けれど、だからと言って何もやらない理由にはならない。
「なら……やっぱり光に甘えてもいいんじゃないの? あの子だって、君が側にいる方がいい状態でツアーにも臨めるでしょうし。ここだけの話だけど……プロデビューしたら大口のスポンサーになりたいって企業が大行列を為して順番待ちしてる状況だから、お金だって問題ないわよ?」
「仮に、光が望んでくれたとしても……そういう関係は俺の本意じゃないです」
「そう……そこまで腹が据わってるなら、私から言うことはもう無いわね。ちなみに、今の甘言に乗っかってヒモ男になるつもりだったら、実はこの場で蹴り出すつもりだったんだけどね」
「え゛っ……?」
「…………冗談よ」
真顔且つ冷淡な声で言われて、全く冗談に聞こえなかった。
「でも、そっかそっか……光がどんな男の子とどんな恋愛をしてるのかって、ずっと気になってたけど……良くも悪くも高校生離れしてるわね~……」
「きょ、恐縮です……」
「まあ私も大概面倒な大恋愛の末に結婚したし……やっぱり子は親に似るものね」
お母さんがそう苦笑したのと同時に、車が停車する。
「この辺りで大丈夫?」
「はい、大丈夫です。ありがとうございました。

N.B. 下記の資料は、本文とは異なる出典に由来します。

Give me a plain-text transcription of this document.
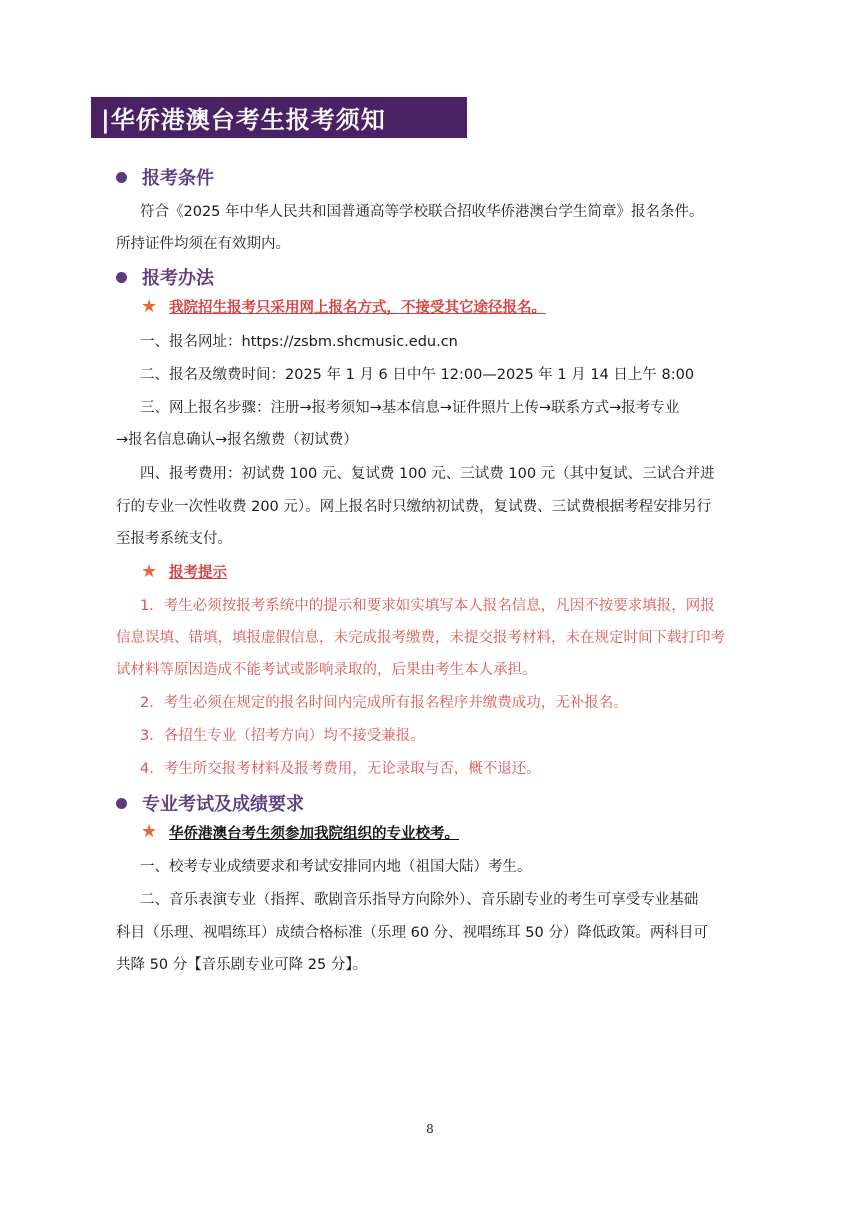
|华侨港澳台考生报考须知
报考条件
符合《2025 年中华人民共和国普通高等学校联合招收华侨港澳台学生简章》报名条件。
所持证件均须在有效期内。
报考办法
★ 我院招生报考只采用网上报名方式，不接受其它途径报名。
一、报名网址：https://zsbm.shcmusic.edu.cn
二、报名及缴费时间：2025 年 1 月 6 日中午 12:00—2025 年 1 月 14 日上午 8:00
三、网上报名步骤：注册→报考须知→基本信息→证件照片上传→联系方式→报考专业
→报名信息确认→报名缴费（初试费）
四、报考费用：初试费 100 元、复试费 100 元、三试费 100 元（其中复试、三试合并进
行的专业一次性收费 200 元）。网上报名时只缴纳初试费，复试费、三试费根据考程安排另行
至报考系统支付。
★ 报考提示
1．考生必须按报考系统中的提示和要求如实填写本人报名信息，凡因不按要求填报，网报
信息误填、错填，填报虚假信息，未完成报考缴费，未提交报考材料，未在规定时间下载打印考
试材料等原因造成不能考试或影响录取的，后果由考生本人承担。
2．考生必须在规定的报名时间内完成所有报名程序并缴费成功，无补报名。
3．各招生专业（招考方向）均不接受兼报。
4．考生所交报考材料及报考费用，无论录取与否，概不退还。
专业考试及成绩要求
★ 华侨港澳台考生须参加我院组织的专业校考。
一、校考专业成绩要求和考试安排同内地（祖国大陆）考生。
二、音乐表演专业（指挥、歌剧音乐指导方向除外）、音乐剧专业的考生可享受专业基础
科目（乐理、视唱练耳）成绩合格标准（乐理 60 分、视唱练耳 50 分）降低政策。两科目可
共降 50 分【音乐剧专业可降 25 分】。
8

わざわざ送っていただいて」
改めてお礼をし、ドアを開いて車から降りる。
「いいのいいの、気にしないで。こっちも色々と話を聞かせてもらって楽しかったし。おやすみなさい、気をつけて帰ってね。それと……頑張ってね。ウィンブルドンのファミリーボックスで、一緒に応援できる日を楽しみにしてるから」
少し気の早い言葉を言い残して、車が道路の向こうへと走り去っていく。
周囲には夜の帳が下り、空には珍しく星々がくっきりと浮かんでいた。
その中に燦然と輝く大きな星と、寄り添うようにある小さな星を見つける。
少し空気が澱めば、今にも見えなくなりそうな弱々しい光。
でも、遠くにあるだけで本当は同じくらいに煌めいているのかもしれない。
何の星かは分からないけれど、なんだか妙に親近感が湧いた。
「……頑張らないと」
大きく息を吐き出して独り言ち、一歩を踏み出す。